Results of the Fund’s JEDI Snapshot
At the Walter & Elise Haas Fund, we know that when we invest in programs and policies that benefit those experiencing the worst inequities, we not only improve people’s lives; we also improve outcomes for whole communities. Research, practice, and the lived experience of those closest to the issues also teach us that structural change moves the needle towards equity and justice most effectively. Philanthropy, however, has not yet fully embraced and acted upon this clear evidence.
We aim to change that, starting with a JEDI (Justice, Equity, Diversity, Inclusion) snapshot of our grantmaking.
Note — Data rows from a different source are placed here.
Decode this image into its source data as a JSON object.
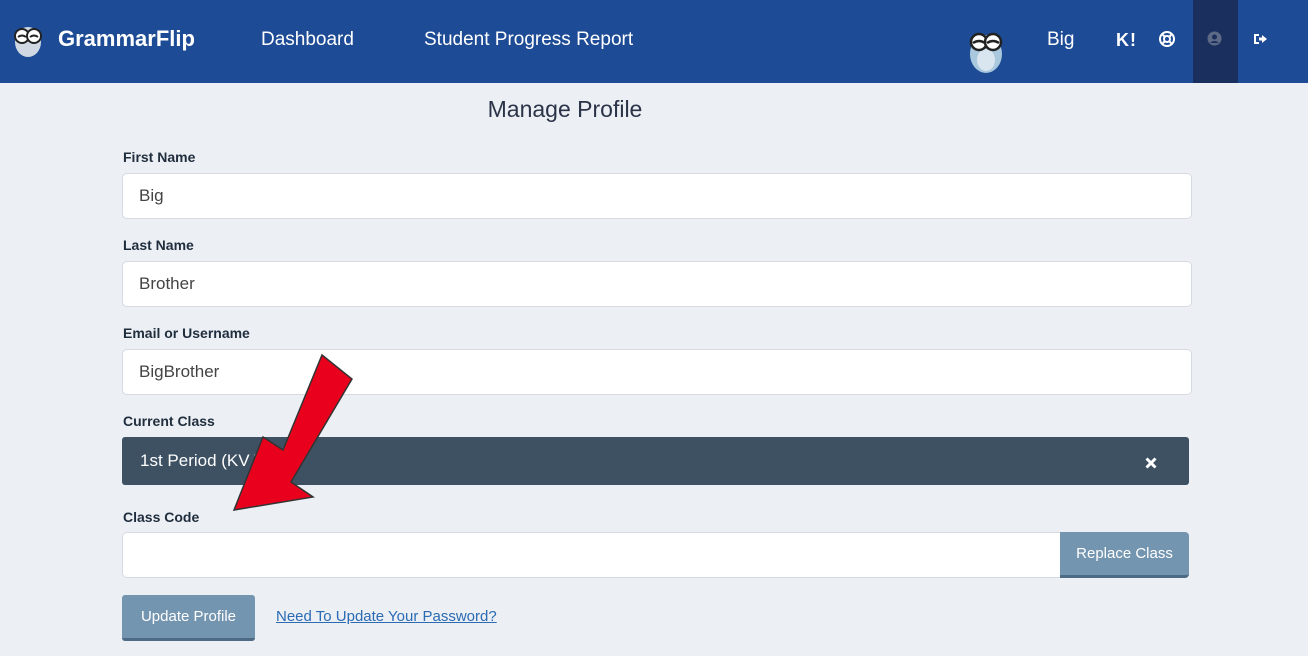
{
  "header": {
    "brand": "GrammarFlip",
    "nav": {
      "dashboard": "Dashboard",
      "progress_report": "Student Progress Report"
    },
    "user_name": "Big",
    "kahoot_label": "K!",
    "icons": [
      "owl-logo-icon",
      "owl-avatar-icon",
      "help-icon",
      "profile-icon",
      "logout-icon"
    ]
  },
  "page": {
    "title": "Manage Profile"
  },
  "form": {
    "first_name": {
      "label": "First Name",
      "value": "Big"
    },
    "last_name": {
      "label": "Last Name",
      "value": "Brother"
    },
    "username": {
      "label": "Email or Username",
      "value": "BigBrother"
    },
    "current_class": {
      "label": "Current Class",
      "value": "1st Period (KV      W2I)"
    },
    "class_code": {
      "label": "Class Code",
      "value": "",
      "button": "Replace Class"
    },
    "update_button": "Update Profile",
    "password_link": "Need To Update Your Password?"
  },
  "colors": {
    "header_bg": "#1e4b95",
    "button_bg": "#7495b0",
    "class_bar_bg": "#3d5163",
    "annotation_arrow": "#e8001c"
  }
}
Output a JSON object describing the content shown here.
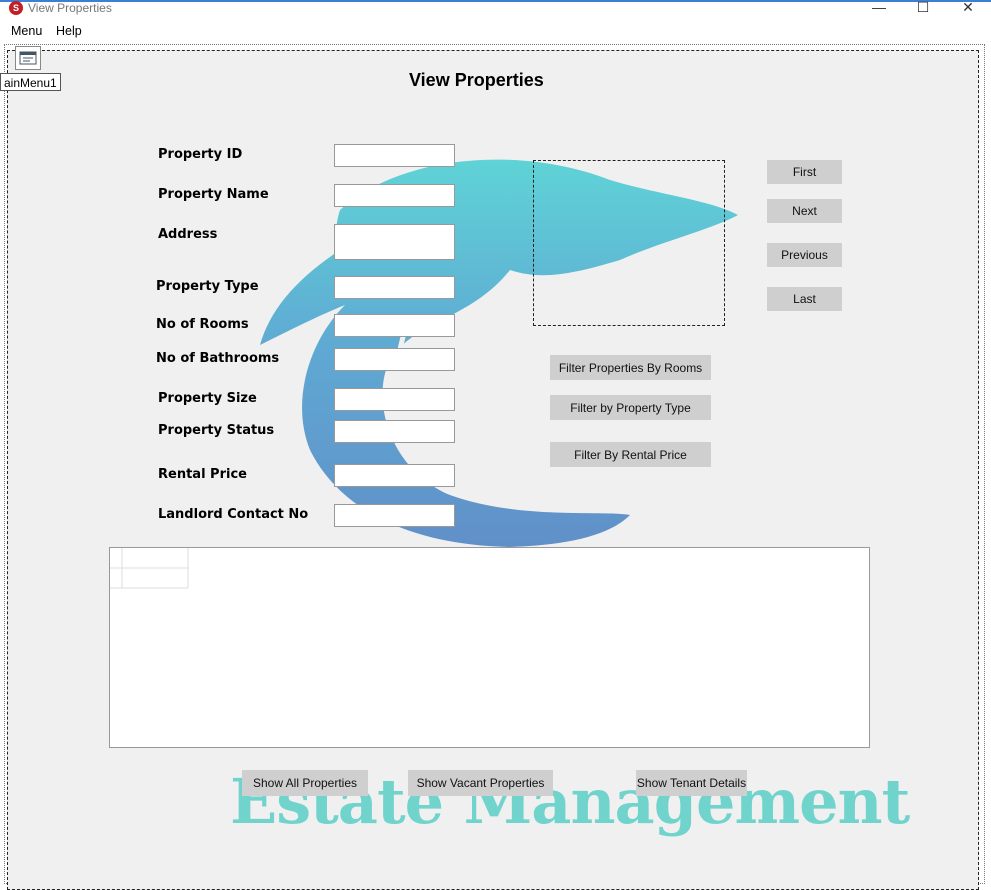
{
  "window": {
    "title": "View Properties",
    "controls": {
      "minimize": "—",
      "maximize": "☐",
      "close": "✕"
    }
  },
  "menu": {
    "items": [
      "Menu",
      "Help"
    ]
  },
  "designer": {
    "component_label": "ainMenu1"
  },
  "page_title": "View Properties",
  "form": {
    "fields": [
      {
        "label": "Property ID",
        "value": ""
      },
      {
        "label": "Property Name",
        "value": ""
      },
      {
        "label": "Address",
        "value": ""
      },
      {
        "label": "Property Type",
        "value": ""
      },
      {
        "label": "No of Rooms",
        "value": ""
      },
      {
        "label": "No of Bathrooms",
        "value": ""
      },
      {
        "label": "Property Size",
        "value": ""
      },
      {
        "label": "Property Status",
        "value": ""
      },
      {
        "label": "Rental Price",
        "value": ""
      },
      {
        "label": "Landlord Contact No",
        "value": ""
      }
    ]
  },
  "navigation": {
    "first": "First",
    "next": "Next",
    "previous": "Previous",
    "last": "Last"
  },
  "filters": {
    "by_rooms": "Filter Properties By Rooms",
    "by_type": "Filter by Property Type",
    "by_price": "Filter By Rental Price"
  },
  "bottom_buttons": {
    "show_all": "Show All Properties",
    "show_vacant": "Show Vacant Properties",
    "show_tenant": "Show Tenant Details"
  },
  "watermark": {
    "text": "Estate Management",
    "color": "#70d4cc"
  },
  "colors": {
    "button_bg": "#cfcfcf",
    "form_bg": "#f0f0f0",
    "dolphin": "#5bbfcf"
  }
}
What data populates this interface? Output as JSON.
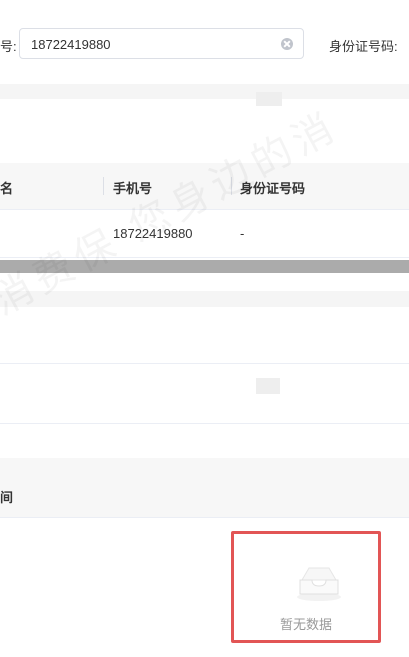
{
  "filters": {
    "phone_label_fragment": "号:",
    "phone_value": "18722419880",
    "id_label": "身份证号码:"
  },
  "table": {
    "columns": [
      "名",
      "手机号",
      "身份证号码"
    ],
    "rows": [
      {
        "name": "",
        "phone": "18722419880",
        "id_number": "-"
      }
    ]
  },
  "second_table": {
    "header_fragment": "间"
  },
  "empty_state": {
    "text": "暂无数据",
    "icon": "empty-tray-icon"
  },
  "watermark": {
    "text": "消费保 您身边的消"
  },
  "colors": {
    "highlight_border": "#e25555",
    "scrollbar": "#ababab"
  }
}
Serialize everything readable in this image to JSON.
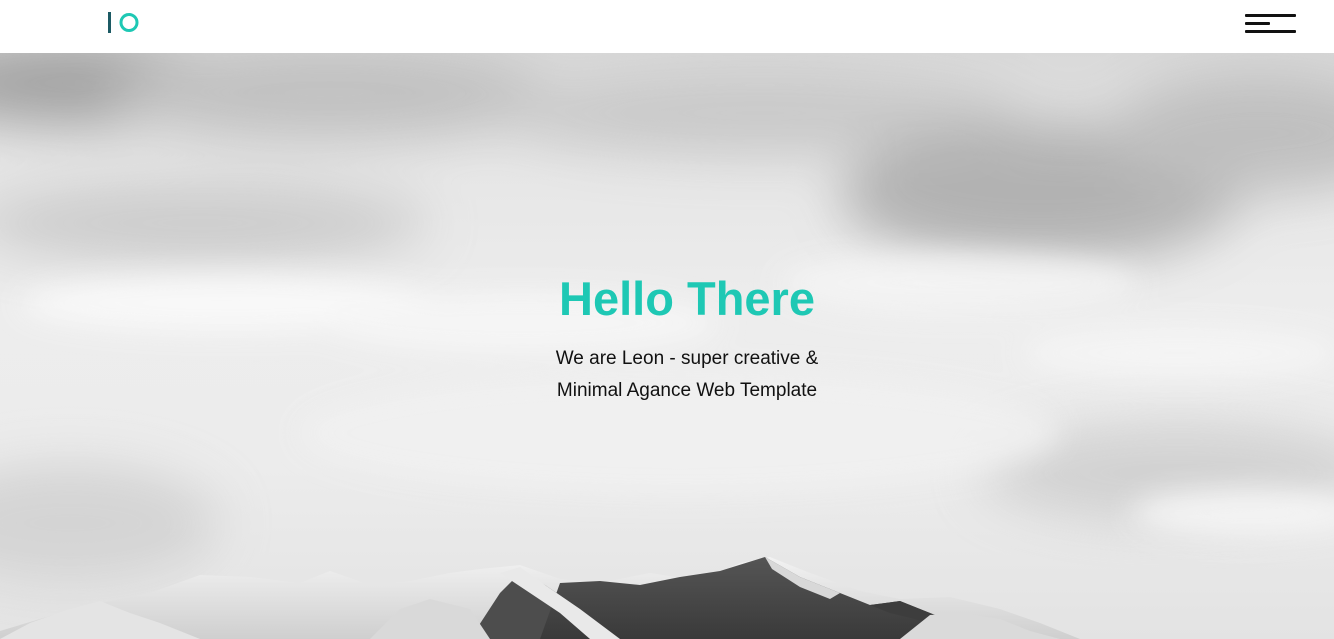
{
  "header": {
    "logo": {
      "icon": "io-logo-icon",
      "colors": {
        "bar": "#1c5a64",
        "ring": "#1ec8b4"
      }
    },
    "menu": {
      "icon": "hamburger-menu-icon"
    }
  },
  "hero": {
    "title": "Hello There",
    "subtitle_line1": "We are Leon - super creative &",
    "subtitle_line2": "Minimal Agance Web Template",
    "background": "mountain-clouds-image"
  },
  "colors": {
    "accent": "#1ec8b4",
    "text": "#111111",
    "header_bg": "#ffffff"
  }
}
Taking a Deeper Look at our Grantmaking
Profound social inequities and inequitable distribution of philanthropic resources significantly affect the Bay Area. This challenge, as well as the urgency of the current pandemic and racial reckoning, motivated the Fund to examine its own grantmaking using a JEDI lens. We took a snapshot of our current grantmaking, to collect and analyze data on the following indicators:
- JEDI approaches;
- Grant subject matter;
- Grant strategies;
- Population served by age, race/ethnicity, gender, faith, and ability;
- Grantee leader demographics;
- Organizational budget size;
- Organizational funding history with W&EHF; and
- Grant duration.
We examined grants the Fund awarded in 2019 and 2020 in the Arts, Creative Work Fund, Disaster, Education, Economic Security, Jewish Life, and Safety Net program areas; in 2020 for COVID-19 Rapid Response grants; and from 2016 through 2020 for Capital grants (including more years here as we award only a small number of Capital grants each year).
The snapshot revealed several important findings:
- Over half of the Fund’s grant dollars supported equity approaches, with smaller proportions supporting diversity (46%) and inclusion (42%), and the smallest proportion of dollars going to justice (21%).
- Only 30% of dollars went to policy and systems change. Organizing/power building accounted for just 17% of our grants. In the program areas where grantmaking strategy has been intentionally designed to support a larger amount of policy and organizing efforts, a higher proportion of funding went to justice-focused work.
- Almost one-quarter of funding focused on Black, Indigenous, and other people of color (BIPOC); 7% centered on women, girls, and gender expansive individuals; and 17% went towards people with disabilities.
- Organizations with annual budgets of less than $1 million received 16% of W&EHF’s funding, with most given as single-year awards.
- Most of the COVID-19 rapid response funding supported organizations taking equity approaches to their work. Additionally, a large majority of the funding (80%) went to direct service efforts. One-quarter of funds supported youth-focused efforts.
What This Means for the Future
This JEDI snapshot suggests several implications for the Fund’s grantmaking.
Organizing/power building and policy and systems change are two primary strategies that drive justice and equity. These data suggest we need to increase funding to these strategies.
We also see a need for greater collaboration in areas where the Fund’s program areas overlap in terms of addressing justice and equity. Dismantling barriers often requires more creative strategies and more substantial resources. As structural and cultural changes require a long view — and thus sustained funding over time — the Fund also needs to make more multiyear grants (currently 39% of grantmaking).
We see that the intention we take in regard to policy and systems change investments should also be applied to how we address populations of focus and organizational leadership in our grantmaking. Though we far outperform the Bay Area philanthropic sector in terms of percentage of funding going to BIPOC communities (33% vs. 2%), we are still far short of proportional and equitable funding; people who identify as BIPOC make up 60% of our region’s population. These communities have faced the greatest historical oppression and have the poorest outcomes on many indicators of health and prosperity.
Our JEDI snapshot also revealed where the Fund needs to improve its own data collection practices. For example, we had sparse data on the race and ethnicity of our grantees’ leadership, staff, and clients. This made it difficult to adequately assess how well we are supporting BIPOC-led nonprofits. We will consider requesting this information via our grant application, while sharing our reasons for doing so. A survey by the Center for Effective Philanthropy found that only 31% of leaders are asked by their funders about their staff’s demographics, even though 88% reported that their funders ask about the demographics of the populations they serve. In addition, 87% of these leaders reported that they would be comfortable sharing this information, with respondents expressing their desire to learn how their funders will use these data.
This deep look at our progress towards justice, equity, diversity, and inclusion in our work has set a vital baseline for the Fund. We will continue to share with you what we learn as we use these findings to improve our grantmaking policies and practices and more effectively support our grantees to advance equity and justice in the Bay Area and beyond.